Christmas dinner is overrated. Yeah, I said what I said. There is no other time of the year, that we insist on eating 15 different types of vegetables in one sitting, on top of the meat content of Henry VIII’s daily diet, followed by a parade of puddings, one of which we inexplicably set on fire. Making dinner shouldn’t have to start several days before you plan on eating it and require the organisational underpinning of the Royal Edinburgh Military Tattoo. Ask yourself, do you even like it? I’m all for tradition but I also think Christmas is supposed to be a day of joy and maybe there are better options than the perverse lunacy that is a three-bird roast. Scale it down, have a Chinese, make one huge charcuterie board. Just please yourselves. You don’t need more elements than the London Symphony Orchestra and you’ll only forget that you put the peas in the microwave anyway.

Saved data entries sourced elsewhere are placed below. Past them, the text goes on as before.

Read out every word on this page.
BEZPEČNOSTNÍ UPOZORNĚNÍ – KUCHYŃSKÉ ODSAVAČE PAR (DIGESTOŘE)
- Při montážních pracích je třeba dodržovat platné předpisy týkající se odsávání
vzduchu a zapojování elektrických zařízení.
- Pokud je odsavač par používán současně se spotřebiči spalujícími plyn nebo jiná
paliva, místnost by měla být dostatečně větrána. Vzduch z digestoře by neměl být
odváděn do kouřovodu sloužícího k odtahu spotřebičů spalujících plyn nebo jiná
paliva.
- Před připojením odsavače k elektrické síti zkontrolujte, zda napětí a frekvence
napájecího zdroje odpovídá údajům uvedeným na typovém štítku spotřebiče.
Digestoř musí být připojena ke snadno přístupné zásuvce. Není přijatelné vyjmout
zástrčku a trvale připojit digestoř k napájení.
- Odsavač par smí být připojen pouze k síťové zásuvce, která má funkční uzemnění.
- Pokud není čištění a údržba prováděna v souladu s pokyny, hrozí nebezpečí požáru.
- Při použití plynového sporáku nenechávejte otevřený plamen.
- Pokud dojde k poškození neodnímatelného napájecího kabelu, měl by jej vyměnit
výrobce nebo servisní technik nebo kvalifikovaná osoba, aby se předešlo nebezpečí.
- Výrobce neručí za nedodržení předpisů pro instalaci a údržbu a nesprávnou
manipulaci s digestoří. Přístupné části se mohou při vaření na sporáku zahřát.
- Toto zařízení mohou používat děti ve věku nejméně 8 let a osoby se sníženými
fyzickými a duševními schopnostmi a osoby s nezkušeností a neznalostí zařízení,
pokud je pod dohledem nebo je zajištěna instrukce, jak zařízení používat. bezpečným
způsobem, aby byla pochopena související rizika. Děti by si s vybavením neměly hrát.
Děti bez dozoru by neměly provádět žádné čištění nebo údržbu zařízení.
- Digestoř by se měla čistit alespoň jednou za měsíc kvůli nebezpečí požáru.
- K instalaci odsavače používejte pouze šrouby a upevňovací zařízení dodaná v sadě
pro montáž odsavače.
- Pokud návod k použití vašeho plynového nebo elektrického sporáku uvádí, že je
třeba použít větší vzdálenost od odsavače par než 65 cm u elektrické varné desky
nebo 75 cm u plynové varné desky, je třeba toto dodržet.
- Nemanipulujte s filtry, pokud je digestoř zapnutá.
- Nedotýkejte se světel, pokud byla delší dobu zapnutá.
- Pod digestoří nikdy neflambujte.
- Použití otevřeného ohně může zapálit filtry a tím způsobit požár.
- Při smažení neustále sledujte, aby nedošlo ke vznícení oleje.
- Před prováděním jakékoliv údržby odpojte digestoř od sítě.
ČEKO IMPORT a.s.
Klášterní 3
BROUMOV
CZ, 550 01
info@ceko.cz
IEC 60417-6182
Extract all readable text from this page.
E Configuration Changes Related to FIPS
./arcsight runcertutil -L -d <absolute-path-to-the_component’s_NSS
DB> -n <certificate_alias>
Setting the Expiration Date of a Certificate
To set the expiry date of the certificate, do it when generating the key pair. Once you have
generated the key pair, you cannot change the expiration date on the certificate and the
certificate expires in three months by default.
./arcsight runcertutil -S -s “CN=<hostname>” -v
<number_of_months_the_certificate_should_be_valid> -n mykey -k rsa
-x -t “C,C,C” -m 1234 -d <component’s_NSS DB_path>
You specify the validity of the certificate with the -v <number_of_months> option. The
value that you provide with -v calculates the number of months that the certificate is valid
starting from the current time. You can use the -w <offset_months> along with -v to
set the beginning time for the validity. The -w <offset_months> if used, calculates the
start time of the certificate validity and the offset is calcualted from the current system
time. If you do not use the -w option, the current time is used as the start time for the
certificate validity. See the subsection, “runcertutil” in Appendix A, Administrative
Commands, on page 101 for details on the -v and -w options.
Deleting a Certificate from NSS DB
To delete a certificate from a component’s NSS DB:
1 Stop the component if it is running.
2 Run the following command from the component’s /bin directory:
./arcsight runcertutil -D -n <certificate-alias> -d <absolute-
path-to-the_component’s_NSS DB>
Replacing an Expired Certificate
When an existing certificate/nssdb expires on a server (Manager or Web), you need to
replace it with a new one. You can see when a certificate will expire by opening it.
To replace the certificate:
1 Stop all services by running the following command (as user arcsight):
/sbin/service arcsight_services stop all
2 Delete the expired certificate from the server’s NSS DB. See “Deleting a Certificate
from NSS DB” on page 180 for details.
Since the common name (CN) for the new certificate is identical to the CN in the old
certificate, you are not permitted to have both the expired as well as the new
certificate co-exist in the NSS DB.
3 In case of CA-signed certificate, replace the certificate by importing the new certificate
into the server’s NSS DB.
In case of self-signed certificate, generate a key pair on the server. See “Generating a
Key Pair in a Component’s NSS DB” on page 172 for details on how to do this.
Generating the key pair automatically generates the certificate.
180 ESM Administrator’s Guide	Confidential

Have you seen the film Jingle All the Way? There isn’t a present on Earth worth that kind of stressful, panic-inducing ordeal. Christmas shopping would easily be more fun if there wasn’t 1000 other people doing it at the same time. Of course, there is pressure to get the kids ‘the’ toy of the season but let me give you an outsider’s perspective. I am a frequent visitor in other people’s family homes – don’t worry, only ever on invitation – and as much as kids like presents, that isn’t all the magic of Christmas. My sisters’ have cultivated warm, slightly unhinged homes, where there is always some noise and invariably laughter and love. Maybe someone gets kicked in the shins after one too many lemonades occasionally. It’s not all about crowding round a piano, cradling hot chocolate and singing Let it snow. The real magic lies in being together, somewhere safe and possibly with the kids wrestled into matching pajamas. I promise you, you are doing enough, new iPhone or not.

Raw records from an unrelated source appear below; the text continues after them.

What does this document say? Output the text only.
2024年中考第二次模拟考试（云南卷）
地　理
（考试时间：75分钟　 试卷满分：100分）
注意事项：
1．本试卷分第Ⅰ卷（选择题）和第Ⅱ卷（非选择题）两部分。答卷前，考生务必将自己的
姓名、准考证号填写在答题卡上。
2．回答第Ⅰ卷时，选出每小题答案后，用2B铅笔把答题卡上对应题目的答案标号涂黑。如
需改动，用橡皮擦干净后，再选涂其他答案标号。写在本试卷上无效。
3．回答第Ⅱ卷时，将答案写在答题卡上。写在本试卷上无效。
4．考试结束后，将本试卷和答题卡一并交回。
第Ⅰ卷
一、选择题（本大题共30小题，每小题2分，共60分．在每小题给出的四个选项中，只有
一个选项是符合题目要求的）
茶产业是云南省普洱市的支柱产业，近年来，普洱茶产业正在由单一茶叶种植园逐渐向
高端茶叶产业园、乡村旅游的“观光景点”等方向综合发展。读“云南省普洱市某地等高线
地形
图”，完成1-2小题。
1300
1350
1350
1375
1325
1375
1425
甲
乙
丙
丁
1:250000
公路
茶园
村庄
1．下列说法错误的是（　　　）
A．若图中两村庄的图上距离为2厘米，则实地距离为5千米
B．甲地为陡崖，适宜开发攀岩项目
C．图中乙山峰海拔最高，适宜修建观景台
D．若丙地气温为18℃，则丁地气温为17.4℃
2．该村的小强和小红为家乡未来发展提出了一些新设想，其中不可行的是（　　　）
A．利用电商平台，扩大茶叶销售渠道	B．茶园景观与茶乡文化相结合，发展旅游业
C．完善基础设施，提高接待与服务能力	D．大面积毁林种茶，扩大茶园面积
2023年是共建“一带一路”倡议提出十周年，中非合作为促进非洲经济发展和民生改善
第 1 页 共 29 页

Lastly, if Christmas is not the one this year, that’s ok too. Last year I was having chemo, the year before that my glorious Nan passed away on Dec 23rd. Sometimes Christmas comes when it hasn’t been your day, your week, your month or even your year. Fair enough. Just be honest with the people around you and take the space your social battery needs. If you want to spend Christmas in a dressing gown, eating the contents of a family sized tub of Quality Street then you do you, hun.

However you spend it, spend it well… and on your terms. I shall be getting redirected away from the kitchen, like I’m on a replacement bus service and probably arm wrestling a child at the dinner table. Merry Christmas! Also please don’t write in about the wooden spatula scratching my car windscreen. My husband has emphatically reinforced this point… and yet, here we are.